Perhaps one of the major adjustments anyone goes through with the Stage 2 pyrography set is learning to read the display in Volts and not oF or oC (degrees Fahrenheit or Celcius respectively).
Image of TRUArt Stage 2 Single pen 60W Kit’s power supply
To set things straight, the LED only displays the voltage. Turning the voltage adjustment knob clockwise or counter-clockwise will increase or decrease (respectively) the voltage output. High voltage translates to a high temperature just as low voltage translates to a low temperature.
Here is usually where the confusion starts.
- Voltage changes are non-linear with the voltage adjustment knob. This means that each line on the knob does not necessarily correspond to the same increment increase or decrease in voltage. For example, a turn from one line to the next line would probably give you a difference of 5 Volts*. From there to the next line would not have the same difference of 5 Volts but probably be a difference 7 or 10 Volts*.
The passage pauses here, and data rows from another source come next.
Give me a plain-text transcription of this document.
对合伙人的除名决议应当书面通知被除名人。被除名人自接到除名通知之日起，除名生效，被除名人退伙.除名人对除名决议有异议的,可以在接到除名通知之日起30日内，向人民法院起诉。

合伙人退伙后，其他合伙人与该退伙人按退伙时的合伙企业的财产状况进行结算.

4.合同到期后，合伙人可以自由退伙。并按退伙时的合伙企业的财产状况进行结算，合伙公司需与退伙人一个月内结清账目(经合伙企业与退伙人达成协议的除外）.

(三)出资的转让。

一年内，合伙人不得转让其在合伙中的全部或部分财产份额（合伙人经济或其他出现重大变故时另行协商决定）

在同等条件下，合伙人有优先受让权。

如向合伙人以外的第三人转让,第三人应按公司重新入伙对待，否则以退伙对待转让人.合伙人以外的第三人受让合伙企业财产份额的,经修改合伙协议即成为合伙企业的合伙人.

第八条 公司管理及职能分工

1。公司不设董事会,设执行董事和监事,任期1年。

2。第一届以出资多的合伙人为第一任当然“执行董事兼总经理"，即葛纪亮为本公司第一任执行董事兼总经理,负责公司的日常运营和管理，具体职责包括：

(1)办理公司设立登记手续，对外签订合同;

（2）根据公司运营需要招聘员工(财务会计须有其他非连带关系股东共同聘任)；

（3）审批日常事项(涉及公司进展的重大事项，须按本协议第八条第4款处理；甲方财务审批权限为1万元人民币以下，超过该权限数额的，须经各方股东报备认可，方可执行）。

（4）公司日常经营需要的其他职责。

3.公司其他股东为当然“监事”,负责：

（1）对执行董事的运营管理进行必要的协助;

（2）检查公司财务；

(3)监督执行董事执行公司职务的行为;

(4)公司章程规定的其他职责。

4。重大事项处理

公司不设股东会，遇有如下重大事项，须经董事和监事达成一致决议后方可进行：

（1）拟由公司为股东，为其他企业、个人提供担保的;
- Changes in voltage are non-linear with temperature change. This follows the same principle stated earlier. For instance, a 5-Volt* increase does not mean a 5 oF or oC increase as well. The temperature change could be much higher.
Inasmuch as we at TRUArt would like to provide precise temperature output instead of voltage readings, it is quite impossible to do so with our current technology. Aside from the limitations of the current electrical designs, there are other factors at play that influence the burning tips’ temperature. These can be any or a combination of shape of the tips, tip gauge (size), ambient temperature, air flow in room, etc.
However, the color of heated Nichrome wire stays fairly constant. Nichrome wire produces a faint red color at 95 oF. Generally, just before tip starts to get that faint red color, the temperature should be around 700 oF. Below is a chart that shows the approximate temperature to the corresponding color of the heated tip.
The chart above is the closest approximation of the color since there are different gauges of Nichrome wires. Other factors also influence the result such as how much light is in the room, personal color perception, and so on. Common gauges used range from 20 to 16 GA.
As always, the best is to try the tip on a scrap piece of the same wood type that will be used in the project (and in the same place, as ambient temperature may have an effect as well). It is the most precise method.
* Figures are only examples set out for the purpose of understanding the mechanics involved and do not necessarily reflect the exact figures or difference shown on the voltage display of the power supply.